Life is evidence of magic. What else could this living world be other than magic? Each new moment is a rabbit pulled from a hat. Dumbfounding in its creativity and mesmerizing in its execution, we ought to be paralyzed in wonder. This enchanting event even ends with a disappearing act that leaves each of us with the question, "But where did it go?" We are then struck with a new question, "Where will I go when I disappear?" Life is regenerating itself moment by moment and yet it is fleeting. Life is ultimately bitter because it slips like sand between our fingers that are themselves aging into dust. Life is actually heaven because it is always growing and evolving, and from our palms themselves, young and old, a flower blooms forever! In this eternal change, where everything oscillates between crib and coffin, nothing can last forever and so now there is at least that single destiny. When we learn to sense with our bodies this everpresent and unavoidable fate of living and dying and the transition between these two epic points, we can say, "Yes, I know now it is a dream." This dream is called Maya, to the yogis.
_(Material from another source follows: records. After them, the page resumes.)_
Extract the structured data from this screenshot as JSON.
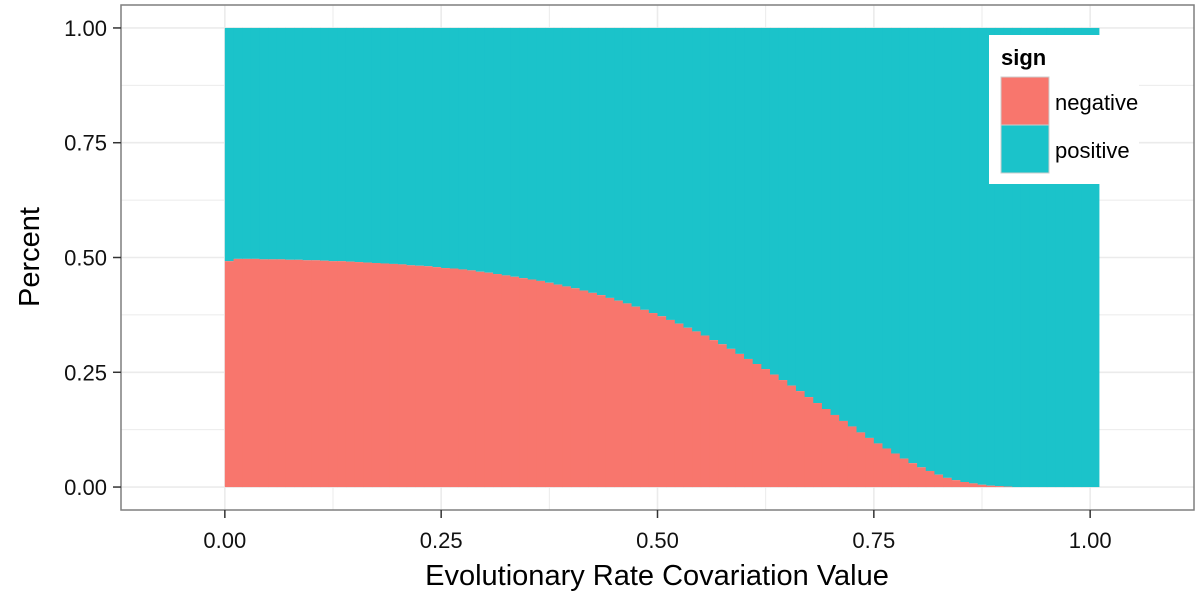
{
  "chart_data": {
    "type": "bar",
    "stacked": "fill",
    "xlabel": "Evolutionary Rate Covariation Value",
    "ylabel": "Percent",
    "xlim": [
      -0.12,
      1.12
    ],
    "ylim": [
      -0.05,
      1.05
    ],
    "x_ticks": [
      "0.00",
      "0.25",
      "0.50",
      "0.75",
      "1.00"
    ],
    "y_ticks": [
      "0.00",
      "0.25",
      "0.50",
      "0.75",
      "1.00"
    ],
    "bin_width": 0.01,
    "x": [
      0.0,
      0.01,
      0.02,
      0.03,
      0.04,
      0.05,
      0.06,
      0.07,
      0.08,
      0.09,
      0.1,
      0.11,
      0.12,
      0.13,
      0.14,
      0.15,
      0.16,
      0.17,
      0.18,
      0.19,
      0.2,
      0.21,
      0.22,
      0.23,
      0.24,
      0.25,
      0.26,
      0.27,
      0.28,
      0.29,
      0.3,
      0.31,
      0.32,
      0.33,
      0.34,
      0.35,
      0.36,
      0.37,
      0.38,
      0.39,
      0.4,
      0.41,
      0.42,
      0.43,
      0.44,
      0.45,
      0.46,
      0.47,
      0.48,
      0.49,
      0.5,
      0.51,
      0.52,
      0.53,
      0.54,
      0.55,
      0.56,
      0.57,
      0.58,
      0.59,
      0.6,
      0.61,
      0.62,
      0.63,
      0.64,
      0.65,
      0.66,
      0.67,
      0.68,
      0.69,
      0.7,
      0.71,
      0.72,
      0.73,
      0.74,
      0.75,
      0.76,
      0.77,
      0.78,
      0.79,
      0.8,
      0.81,
      0.82,
      0.83,
      0.84,
      0.85,
      0.86,
      0.87,
      0.88,
      0.89,
      0.9,
      0.91,
      0.92,
      0.93,
      0.94,
      0.95,
      0.96,
      0.97,
      0.98,
      0.99,
      1.0
    ],
    "series": [
      {
        "name": "negative",
        "color": "#F8766D",
        "values": [
          0.492,
          0.497,
          0.497,
          0.497,
          0.496,
          0.496,
          0.496,
          0.495,
          0.495,
          0.494,
          0.494,
          0.493,
          0.492,
          0.492,
          0.491,
          0.49,
          0.489,
          0.488,
          0.487,
          0.486,
          0.485,
          0.483,
          0.482,
          0.481,
          0.479,
          0.477,
          0.476,
          0.474,
          0.472,
          0.469,
          0.467,
          0.464,
          0.461,
          0.458,
          0.455,
          0.452,
          0.449,
          0.445,
          0.441,
          0.437,
          0.433,
          0.428,
          0.423,
          0.418,
          0.412,
          0.406,
          0.4,
          0.393,
          0.386,
          0.379,
          0.372,
          0.364,
          0.356,
          0.347,
          0.339,
          0.33,
          0.32,
          0.311,
          0.301,
          0.29,
          0.279,
          0.268,
          0.257,
          0.245,
          0.233,
          0.221,
          0.209,
          0.196,
          0.183,
          0.17,
          0.157,
          0.144,
          0.132,
          0.119,
          0.107,
          0.095,
          0.084,
          0.073,
          0.062,
          0.052,
          0.043,
          0.035,
          0.027,
          0.02,
          0.015,
          0.011,
          0.008,
          0.005,
          0.003,
          0.002,
          0.001,
          0.0,
          0.0,
          0.0,
          0.0,
          0.0,
          0.0,
          0.0,
          0.0,
          0.0,
          0.0
        ]
      },
      {
        "name": "positive",
        "color": "#1BC3CA",
        "values": [
          0.508,
          0.503,
          0.503,
          0.503,
          0.504,
          0.504,
          0.504,
          0.505,
          0.505,
          0.506,
          0.506,
          0.507,
          0.508,
          0.508,
          0.509,
          0.51,
          0.511,
          0.512,
          0.513,
          0.514,
          0.515,
          0.517,
          0.518,
          0.519,
          0.521,
          0.523,
          0.524,
          0.526,
          0.528,
          0.531,
          0.533,
          0.536,
          0.539,
          0.542,
          0.545,
          0.548,
          0.551,
          0.555,
          0.559,
          0.563,
          0.567,
          0.572,
          0.577,
          0.582,
          0.588,
          0.594,
          0.6,
          0.607,
          0.614,
          0.621,
          0.628,
          0.636,
          0.644,
          0.653,
          0.661,
          0.67,
          0.68,
          0.689,
          0.699,
          0.71,
          0.721,
          0.732,
          0.743,
          0.755,
          0.767,
          0.779,
          0.791,
          0.804,
          0.817,
          0.83,
          0.843,
          0.856,
          0.868,
          0.881,
          0.893,
          0.905,
          0.916,
          0.927,
          0.938,
          0.948,
          0.957,
          0.965,
          0.973,
          0.98,
          0.985,
          0.989,
          0.992,
          0.995,
          0.997,
          0.998,
          0.999,
          1.0,
          1.0,
          1.0,
          1.0,
          1.0,
          1.0,
          1.0,
          1.0,
          1.0,
          1.0
        ]
      }
    ],
    "legend": {
      "title": "sign",
      "position": "top-right",
      "entries": [
        "negative",
        "positive"
      ]
    },
    "grid": true,
    "panel_background": "#ffffff",
    "grid_color": "#ebebeb",
    "border_color": "#7f7f7f"
  }
}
They recognized life is moving and therefore always changing, literally and symbolically. From that observation, they then saw the veil of impermanence itself. Nothing is what it is, because now its something else. It has changed. So what can be said to be true? They saw the mirage of circumstances and forms. Then studied from afar. The game of yoga is to peek behind the veils of change and find that thing that never changes.
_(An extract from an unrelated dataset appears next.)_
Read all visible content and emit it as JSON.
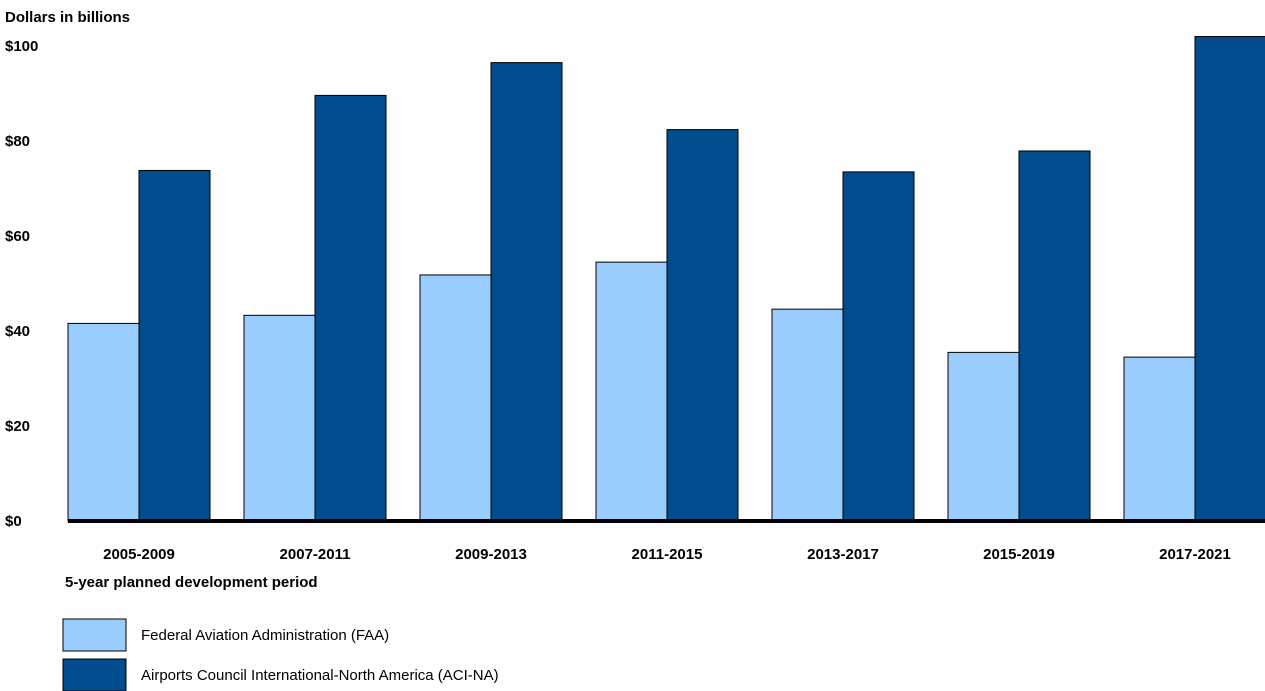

Maya Meditation: Meditate with open eyes. Keep the eyes still and then let them fall onto something comfortable. Open peripheral vision. Then notice all the things that are moving at once. Relax eyes. It will look like the trees, or the cars, or the people are dancing. Then you will feel the idea of Maya more deeply.

I believe the first yogis were acutely intuitive and intelligent people who made the choice to study with great intensity the fundamental nature of life itself. The simplicity of their epiphanies is a wonderful antidote to the complexity of modern lives. Again, life is change. There is nothing truer than that. Their insatiable curiosity led them into the study of their own being as both bodies and minds. This desire to know the self is a desire that eventually leads to the absence of all desire, yogic satisfaction. So Life leads to Self and Self leads to peace. Through their efforts and experimentation, such discoveries were made, recorded, and validated with other yogis. It was a renaissance where a new science was birthed for humanity. Europes renaissance was a reaction to the dark ages where culture expanded mainly through the arts. Ancient India's was an expansion in consciousness. They came to great conclusions and predictions about the world and the human condition. The most important being, all human beings are on a quest to achieve themselves. While the world inspires them to move outwardly, the true journey is inside. This journey is called Sadhana.
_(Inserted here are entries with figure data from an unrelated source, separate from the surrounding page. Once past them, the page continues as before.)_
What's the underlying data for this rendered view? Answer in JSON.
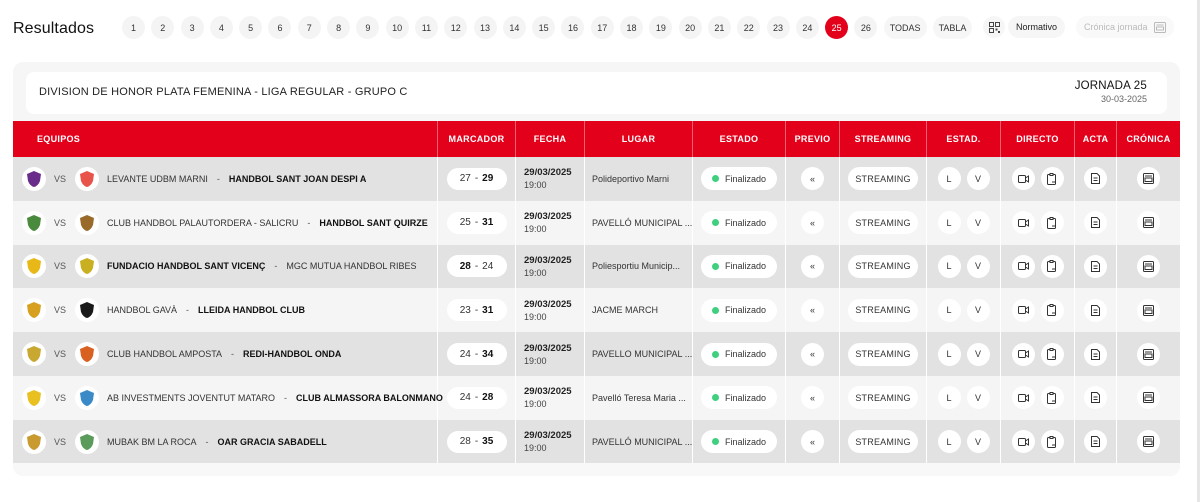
{
  "header": {
    "title": "Resultados",
    "rounds": [
      "1",
      "2",
      "3",
      "4",
      "5",
      "6",
      "7",
      "8",
      "9",
      "10",
      "11",
      "12",
      "13",
      "14",
      "15",
      "16",
      "17",
      "18",
      "19",
      "20",
      "21",
      "22",
      "23",
      "24",
      "25",
      "26"
    ],
    "active_round": "25",
    "todas_label": "TODAS",
    "tabla_label": "TABLA",
    "normativo_label": "Normativo",
    "cronica_jornada_label": "Crónica jornada"
  },
  "competition": {
    "title": "DIVISION DE HONOR PLATA FEMENINA - LIGA REGULAR - GRUPO C",
    "jornada_label": "JORNADA 25",
    "jornada_date": "30-03-2025"
  },
  "colors": {
    "accent": "#e3001b",
    "status_finished": "#3ecf7f"
  },
  "table": {
    "columns": [
      "EQUIPOS",
      "MARCADOR",
      "FECHA",
      "LUGAR",
      "ESTADO",
      "PREVIO",
      "STREAMING",
      "ESTAD.",
      "DIRECTO",
      "ACTA",
      "CRÓNICA"
    ],
    "vs_label": "VS",
    "dash": "-",
    "streaming_label": "STREAMING",
    "local_label": "L",
    "visitor_label": "V",
    "rows": [
      {
        "home": "LEVANTE UDBM MARNI",
        "away": "HANDBOL SANT JOAN DESPI A",
        "home_score": "27",
        "away_score": "29",
        "winner": "away",
        "date": "29/03/2025",
        "time": "19:00",
        "place": "Polideportivo Marni",
        "status": "Finalizado",
        "home_crest_color": "#6a2c8a",
        "away_crest_color": "#e8544a"
      },
      {
        "home": "CLUB HANDBOL PALAUTORDERA - SALICRU",
        "away": "HANDBOL SANT QUIRZE",
        "home_score": "25",
        "away_score": "31",
        "winner": "away",
        "date": "29/03/2025",
        "time": "19:00",
        "place": "PAVELLÓ MUNICIPAL ...",
        "status": "Finalizado",
        "home_crest_color": "#4a8a3c",
        "away_crest_color": "#9a6a2a"
      },
      {
        "home": "FUNDACIO HANDBOL SANT VICENÇ",
        "away": "MGC MUTUA HANDBOL RIBES",
        "home_score": "28",
        "away_score": "24",
        "winner": "home",
        "date": "29/03/2025",
        "time": "19:00",
        "place": "Poliesportiu Municip...",
        "status": "Finalizado",
        "home_crest_color": "#e8b818",
        "away_crest_color": "#c8b020"
      },
      {
        "home": "HANDBOL GAVÀ",
        "away": "LLEIDA HANDBOL CLUB",
        "home_score": "23",
        "away_score": "31",
        "winner": "away",
        "date": "29/03/2025",
        "time": "19:00",
        "place": "JACME MARCH",
        "status": "Finalizado",
        "home_crest_color": "#d8a020",
        "away_crest_color": "#1a1a1a"
      },
      {
        "home": "CLUB HANDBOL AMPOSTA",
        "away": "REDI-HANDBOL ONDA",
        "home_score": "24",
        "away_score": "34",
        "winner": "away",
        "date": "29/03/2025",
        "time": "19:00",
        "place": "PAVELLO MUNICIPAL ...",
        "status": "Finalizado",
        "home_crest_color": "#c8a830",
        "away_crest_color": "#d86020"
      },
      {
        "home": "AB INVESTMENTS JOVENTUT MATARO",
        "away": "CLUB ALMASSORA BALONMANO",
        "home_score": "24",
        "away_score": "28",
        "winner": "away",
        "date": "29/03/2025",
        "time": "19:00",
        "place": "Pavelló Teresa Maria ...",
        "status": "Finalizado",
        "home_crest_color": "#e8c020",
        "away_crest_color": "#3a8ac8"
      },
      {
        "home": "MUBAK BM LA ROCA",
        "away": "OAR GRACIA SABADELL",
        "home_score": "28",
        "away_score": "35",
        "winner": "away",
        "date": "29/03/2025",
        "time": "19:00",
        "place": "PAVELLÓ MUNICIPAL ...",
        "status": "Finalizado",
        "home_crest_color": "#c89a30",
        "away_crest_color": "#5a9a5a"
      }
    ]
  }
}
They believe these conclusions are unquestionably true because they were observed as patterns of nature. The Buddha, for example, created his own strategy of yoga, unique to him, and clarified a specific pattern about suffering which he attained through his Sadhana. Suffering is bonded to desire. This also means the more you want the more stressed you'll be. This correlation between suffering and desire was observed by many but fully uncovered by the Buddha. It is almost as if it is a psychological law, in the sense that it is a pattern that exists within most people, if not all.

The yogis, including Buddha, came from a world that is impossible to understand and had minds that are impossible to know because their cultural priorities were so different than ours. They share glimpses of their worlds through the techniques and philosophies of the practice they designed for themselves. In their time environmental ecosystems were less deprived and the touch of nature was still strong, at least from our perspective. Due to the strength of nature the yogi's minds, with all that special genius, only had the raw experience of the world to study. With fewer distractions, they saw deeper into the essence of life's magic. If life is Maya the dream, as they say, what magical characters these yogis were. Not the magicians, but the ones that new the trick. Elders. Seers. Mystics. They spoke the secrets of the world and knew how to taste its insane perfection. As wise people do they sat in a different part of the mind to get a different perspective and their skies for that reason were filled with new and unknown constellations. New insights, new patterns, new truths. Still, it is only one dream and only one sky.

This attitude can be learned and trained as the body is transformed, healed, and empowered. Yoga does not make life more or less true. It does not make things easier or more beautiful. It simply clears the mind of its chatter and judgments. This permits clarity of perception! To see things as accurately as possible from the unique perspective of yourself. Once you can sit with yourself and appreciate all that you are then meditation begins. Meditation being 1) the absence of all effort 2) the absence of unconsciousness. Completely awake and withdrawn, what a yogi discovers is that they themselves are just as much a part of Maya as anything. Self is a figment of the imagination. When Self is perceived as too solid or real Life becomes heavy and narrow. When Self is felt to be fluid and transparent Life becomes lighter and more playful because after all, it is only a dream.